PETER HALLEY (BORN 1953)
A painter of post-modern geometric expression dubbed by critics as "Neo-Geo," Peter Halley is also a printmaker and Director of Painting and Printmaking at the graduate school of art at Yale University. His primary studio is in the Chelsea district of Manhattan, and from there he creates large rectilinear compositions that use Day-Glo and acrylic paints and areas of stucco texture to create subtle or brilliant effects. Many of his works are large-scale wall pieces.
Peter Halley was born in New York, where he was raised on the 16th floor of a mid-town Manhattan building. He studied at Yale University, where he gained his BA in 1975, and received his MFA in 1978 at the University of New Orleans, and remained in that city for two. His first solo exhibition was at the Contemporary Art Center in New Orleans in 1978.
He returned to New York to live in 1980. From 1984 to 1987, he was a member of the gallery, International with Monument, which he founded with Ashley Bickerton, Jeff Koons and Meyer Vaisman.
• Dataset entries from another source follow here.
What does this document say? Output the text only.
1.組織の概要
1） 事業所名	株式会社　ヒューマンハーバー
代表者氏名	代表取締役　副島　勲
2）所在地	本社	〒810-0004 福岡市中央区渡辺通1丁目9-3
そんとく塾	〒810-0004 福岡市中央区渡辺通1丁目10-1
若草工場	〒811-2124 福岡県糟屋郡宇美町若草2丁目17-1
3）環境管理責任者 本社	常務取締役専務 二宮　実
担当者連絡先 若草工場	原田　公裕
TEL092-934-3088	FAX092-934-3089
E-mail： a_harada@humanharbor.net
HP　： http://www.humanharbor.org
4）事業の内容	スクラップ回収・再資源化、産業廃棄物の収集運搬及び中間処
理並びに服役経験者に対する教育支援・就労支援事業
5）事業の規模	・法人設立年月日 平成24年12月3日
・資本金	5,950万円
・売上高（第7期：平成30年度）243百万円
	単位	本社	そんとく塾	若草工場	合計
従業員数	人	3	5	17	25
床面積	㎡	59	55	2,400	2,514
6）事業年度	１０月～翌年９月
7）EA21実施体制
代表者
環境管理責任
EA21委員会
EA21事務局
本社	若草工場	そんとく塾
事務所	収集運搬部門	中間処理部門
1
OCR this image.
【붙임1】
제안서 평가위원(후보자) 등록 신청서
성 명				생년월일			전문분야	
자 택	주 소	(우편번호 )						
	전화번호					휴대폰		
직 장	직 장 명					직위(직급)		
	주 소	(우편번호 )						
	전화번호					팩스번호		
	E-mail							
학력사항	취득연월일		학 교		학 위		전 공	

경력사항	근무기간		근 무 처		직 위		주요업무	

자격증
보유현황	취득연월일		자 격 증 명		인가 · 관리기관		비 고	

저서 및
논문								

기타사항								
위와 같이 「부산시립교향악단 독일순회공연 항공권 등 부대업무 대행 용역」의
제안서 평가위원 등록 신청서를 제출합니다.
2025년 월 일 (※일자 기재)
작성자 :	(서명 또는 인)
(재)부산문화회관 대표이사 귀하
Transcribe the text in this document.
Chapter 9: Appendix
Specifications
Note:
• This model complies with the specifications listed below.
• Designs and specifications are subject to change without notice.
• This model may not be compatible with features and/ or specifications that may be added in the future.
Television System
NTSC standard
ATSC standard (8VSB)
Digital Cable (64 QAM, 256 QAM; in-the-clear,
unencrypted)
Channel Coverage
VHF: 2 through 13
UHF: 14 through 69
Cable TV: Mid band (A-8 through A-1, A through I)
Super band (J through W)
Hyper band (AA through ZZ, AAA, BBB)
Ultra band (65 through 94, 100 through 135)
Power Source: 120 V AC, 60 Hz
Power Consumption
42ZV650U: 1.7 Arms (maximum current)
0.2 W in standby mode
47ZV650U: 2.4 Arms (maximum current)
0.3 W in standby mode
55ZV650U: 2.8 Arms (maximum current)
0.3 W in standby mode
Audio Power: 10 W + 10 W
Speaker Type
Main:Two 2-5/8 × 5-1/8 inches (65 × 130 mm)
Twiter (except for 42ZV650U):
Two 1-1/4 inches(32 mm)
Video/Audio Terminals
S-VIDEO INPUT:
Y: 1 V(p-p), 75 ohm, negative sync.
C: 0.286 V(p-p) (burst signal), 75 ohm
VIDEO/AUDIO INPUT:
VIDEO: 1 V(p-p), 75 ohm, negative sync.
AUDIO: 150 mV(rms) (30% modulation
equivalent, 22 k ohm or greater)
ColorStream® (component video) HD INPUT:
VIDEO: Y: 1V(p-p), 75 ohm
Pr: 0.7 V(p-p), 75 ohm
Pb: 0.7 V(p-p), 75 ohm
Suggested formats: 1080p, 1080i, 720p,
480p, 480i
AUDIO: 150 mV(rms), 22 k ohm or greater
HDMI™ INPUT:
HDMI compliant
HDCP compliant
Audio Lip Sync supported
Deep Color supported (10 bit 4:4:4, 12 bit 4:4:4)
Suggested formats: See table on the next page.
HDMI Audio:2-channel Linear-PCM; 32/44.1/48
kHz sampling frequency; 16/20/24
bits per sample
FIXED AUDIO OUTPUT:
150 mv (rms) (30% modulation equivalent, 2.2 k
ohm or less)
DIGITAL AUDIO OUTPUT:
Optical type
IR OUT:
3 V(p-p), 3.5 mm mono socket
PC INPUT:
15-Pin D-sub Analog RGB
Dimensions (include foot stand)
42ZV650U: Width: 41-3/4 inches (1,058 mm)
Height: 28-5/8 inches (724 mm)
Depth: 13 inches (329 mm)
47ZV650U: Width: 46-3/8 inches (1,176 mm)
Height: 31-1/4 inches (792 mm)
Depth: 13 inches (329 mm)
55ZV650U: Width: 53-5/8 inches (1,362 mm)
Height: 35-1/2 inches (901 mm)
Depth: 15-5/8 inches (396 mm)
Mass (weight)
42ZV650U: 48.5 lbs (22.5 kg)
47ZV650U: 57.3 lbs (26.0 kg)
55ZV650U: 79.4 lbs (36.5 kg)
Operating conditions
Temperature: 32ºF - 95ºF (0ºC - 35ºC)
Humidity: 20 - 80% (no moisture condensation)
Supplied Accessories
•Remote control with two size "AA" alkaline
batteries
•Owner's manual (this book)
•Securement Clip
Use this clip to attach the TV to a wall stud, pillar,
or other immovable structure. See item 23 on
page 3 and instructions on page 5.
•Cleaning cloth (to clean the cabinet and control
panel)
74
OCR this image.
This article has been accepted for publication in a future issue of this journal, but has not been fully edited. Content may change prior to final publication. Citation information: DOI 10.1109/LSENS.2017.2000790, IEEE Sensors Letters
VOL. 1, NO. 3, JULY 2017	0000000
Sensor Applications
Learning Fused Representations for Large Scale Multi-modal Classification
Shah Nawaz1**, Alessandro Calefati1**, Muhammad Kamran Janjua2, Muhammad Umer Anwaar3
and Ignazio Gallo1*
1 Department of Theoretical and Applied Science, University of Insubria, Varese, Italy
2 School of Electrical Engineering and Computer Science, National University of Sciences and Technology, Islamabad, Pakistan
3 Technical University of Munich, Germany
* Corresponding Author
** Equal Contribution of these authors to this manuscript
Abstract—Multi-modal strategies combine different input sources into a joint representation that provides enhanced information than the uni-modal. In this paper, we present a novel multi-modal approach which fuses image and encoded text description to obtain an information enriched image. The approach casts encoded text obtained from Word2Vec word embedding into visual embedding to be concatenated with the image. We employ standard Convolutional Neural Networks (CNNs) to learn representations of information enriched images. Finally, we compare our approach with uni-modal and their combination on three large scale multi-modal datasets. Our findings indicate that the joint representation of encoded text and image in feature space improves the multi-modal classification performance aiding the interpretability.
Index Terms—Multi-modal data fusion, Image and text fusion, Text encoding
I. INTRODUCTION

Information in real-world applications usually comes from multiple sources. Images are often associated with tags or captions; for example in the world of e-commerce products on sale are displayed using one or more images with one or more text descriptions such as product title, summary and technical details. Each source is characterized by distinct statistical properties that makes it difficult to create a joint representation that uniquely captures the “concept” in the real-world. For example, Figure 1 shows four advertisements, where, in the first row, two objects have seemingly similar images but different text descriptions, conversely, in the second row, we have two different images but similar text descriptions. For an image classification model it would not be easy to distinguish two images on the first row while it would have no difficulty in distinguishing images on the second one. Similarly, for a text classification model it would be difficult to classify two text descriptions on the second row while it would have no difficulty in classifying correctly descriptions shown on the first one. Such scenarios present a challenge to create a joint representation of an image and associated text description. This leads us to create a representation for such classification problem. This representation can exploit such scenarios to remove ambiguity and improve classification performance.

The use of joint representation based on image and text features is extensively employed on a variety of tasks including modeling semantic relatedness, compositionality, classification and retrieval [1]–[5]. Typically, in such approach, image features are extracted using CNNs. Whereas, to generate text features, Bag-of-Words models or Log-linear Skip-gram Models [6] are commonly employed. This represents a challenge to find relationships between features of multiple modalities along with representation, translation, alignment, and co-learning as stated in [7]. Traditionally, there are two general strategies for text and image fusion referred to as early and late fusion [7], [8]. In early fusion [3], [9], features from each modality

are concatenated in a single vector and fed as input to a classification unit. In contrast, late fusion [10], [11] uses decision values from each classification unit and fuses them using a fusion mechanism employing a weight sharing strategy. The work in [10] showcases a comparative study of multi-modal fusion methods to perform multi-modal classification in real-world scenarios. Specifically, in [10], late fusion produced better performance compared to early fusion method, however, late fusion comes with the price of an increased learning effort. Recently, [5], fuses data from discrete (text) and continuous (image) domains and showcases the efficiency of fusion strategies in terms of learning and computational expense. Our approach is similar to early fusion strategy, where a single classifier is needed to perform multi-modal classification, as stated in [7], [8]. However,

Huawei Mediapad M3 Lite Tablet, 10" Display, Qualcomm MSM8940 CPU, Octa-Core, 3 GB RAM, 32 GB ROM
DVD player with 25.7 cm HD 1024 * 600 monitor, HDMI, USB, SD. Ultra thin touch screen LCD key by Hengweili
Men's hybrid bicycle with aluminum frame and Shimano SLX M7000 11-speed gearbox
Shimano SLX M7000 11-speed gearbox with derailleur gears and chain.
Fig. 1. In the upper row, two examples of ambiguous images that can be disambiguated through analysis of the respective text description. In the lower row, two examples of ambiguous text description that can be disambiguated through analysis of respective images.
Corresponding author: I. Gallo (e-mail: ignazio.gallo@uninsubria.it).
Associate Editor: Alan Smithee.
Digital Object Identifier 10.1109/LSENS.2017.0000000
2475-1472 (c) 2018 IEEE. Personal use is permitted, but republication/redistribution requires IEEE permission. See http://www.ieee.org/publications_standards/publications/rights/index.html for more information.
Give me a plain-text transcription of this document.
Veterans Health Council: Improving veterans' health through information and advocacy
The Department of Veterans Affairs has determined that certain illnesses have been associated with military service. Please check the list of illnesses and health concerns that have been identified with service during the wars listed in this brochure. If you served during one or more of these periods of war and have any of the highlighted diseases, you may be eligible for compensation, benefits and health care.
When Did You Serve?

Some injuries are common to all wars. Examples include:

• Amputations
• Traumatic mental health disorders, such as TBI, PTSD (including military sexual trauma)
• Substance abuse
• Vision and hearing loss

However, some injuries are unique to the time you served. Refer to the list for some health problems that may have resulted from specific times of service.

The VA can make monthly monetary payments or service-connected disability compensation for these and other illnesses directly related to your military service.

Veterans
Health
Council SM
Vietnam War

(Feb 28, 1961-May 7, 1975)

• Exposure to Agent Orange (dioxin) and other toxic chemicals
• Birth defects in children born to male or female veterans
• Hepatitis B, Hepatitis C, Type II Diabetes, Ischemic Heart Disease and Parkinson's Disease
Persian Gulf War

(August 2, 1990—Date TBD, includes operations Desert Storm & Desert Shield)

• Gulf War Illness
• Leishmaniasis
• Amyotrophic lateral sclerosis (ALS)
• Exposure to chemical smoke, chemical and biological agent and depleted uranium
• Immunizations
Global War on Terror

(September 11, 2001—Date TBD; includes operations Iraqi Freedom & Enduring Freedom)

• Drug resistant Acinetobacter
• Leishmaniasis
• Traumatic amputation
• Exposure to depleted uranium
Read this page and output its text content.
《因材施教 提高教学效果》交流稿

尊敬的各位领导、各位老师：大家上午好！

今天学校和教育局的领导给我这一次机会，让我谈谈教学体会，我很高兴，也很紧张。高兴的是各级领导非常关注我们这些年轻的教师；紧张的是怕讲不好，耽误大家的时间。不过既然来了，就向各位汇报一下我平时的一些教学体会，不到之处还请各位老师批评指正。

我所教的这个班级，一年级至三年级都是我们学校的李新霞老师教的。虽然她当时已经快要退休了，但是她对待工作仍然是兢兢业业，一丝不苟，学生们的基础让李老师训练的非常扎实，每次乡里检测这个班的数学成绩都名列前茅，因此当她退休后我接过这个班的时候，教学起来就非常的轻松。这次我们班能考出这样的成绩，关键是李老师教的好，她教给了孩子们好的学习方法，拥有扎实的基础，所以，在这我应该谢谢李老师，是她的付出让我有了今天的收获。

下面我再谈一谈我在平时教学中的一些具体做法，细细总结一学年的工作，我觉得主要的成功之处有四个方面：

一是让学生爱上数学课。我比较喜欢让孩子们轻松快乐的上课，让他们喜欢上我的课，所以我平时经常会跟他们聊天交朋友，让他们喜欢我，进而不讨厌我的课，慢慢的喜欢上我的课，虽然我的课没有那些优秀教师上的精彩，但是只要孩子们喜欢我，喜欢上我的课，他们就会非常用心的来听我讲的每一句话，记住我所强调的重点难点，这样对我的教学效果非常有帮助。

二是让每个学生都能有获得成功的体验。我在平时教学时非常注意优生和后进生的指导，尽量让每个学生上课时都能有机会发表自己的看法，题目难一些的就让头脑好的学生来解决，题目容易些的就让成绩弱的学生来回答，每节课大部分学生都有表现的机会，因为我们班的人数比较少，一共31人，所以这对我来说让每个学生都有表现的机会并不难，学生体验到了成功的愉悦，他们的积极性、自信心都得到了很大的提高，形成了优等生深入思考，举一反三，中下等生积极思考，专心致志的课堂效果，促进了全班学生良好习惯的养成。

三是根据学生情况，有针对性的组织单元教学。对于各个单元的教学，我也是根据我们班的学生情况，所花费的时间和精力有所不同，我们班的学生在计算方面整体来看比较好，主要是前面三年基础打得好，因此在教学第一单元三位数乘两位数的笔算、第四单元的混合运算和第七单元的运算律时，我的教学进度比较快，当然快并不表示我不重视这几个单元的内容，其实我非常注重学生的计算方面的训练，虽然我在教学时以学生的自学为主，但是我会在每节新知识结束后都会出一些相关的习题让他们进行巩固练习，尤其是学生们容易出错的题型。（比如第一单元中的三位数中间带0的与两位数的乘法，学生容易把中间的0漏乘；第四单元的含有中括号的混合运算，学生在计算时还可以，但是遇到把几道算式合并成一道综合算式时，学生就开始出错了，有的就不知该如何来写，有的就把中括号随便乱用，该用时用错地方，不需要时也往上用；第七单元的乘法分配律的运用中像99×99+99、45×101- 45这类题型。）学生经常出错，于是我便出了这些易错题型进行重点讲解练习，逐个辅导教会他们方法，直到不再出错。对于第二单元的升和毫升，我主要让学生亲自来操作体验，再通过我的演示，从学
Halley's work was included in the 1987 Whitney Biennial. Museum surveys include Museum Haus Esters, Krefeld, Germany (1989),;capc Musée d'art contemporain de Bordeaux (1991); Museum of Modern Art, New York (1997); and Kitakyushu Municipal Museum of Art, Japan (1998).
Installations have been exhibited at Galerie Thaddaeus Ropac, Paris (1995), the University of Buffalo, New York (1997) and Museum Folkwang, Essen (1998). His published critical writings include two collections of essays from the 1980s and 1990s.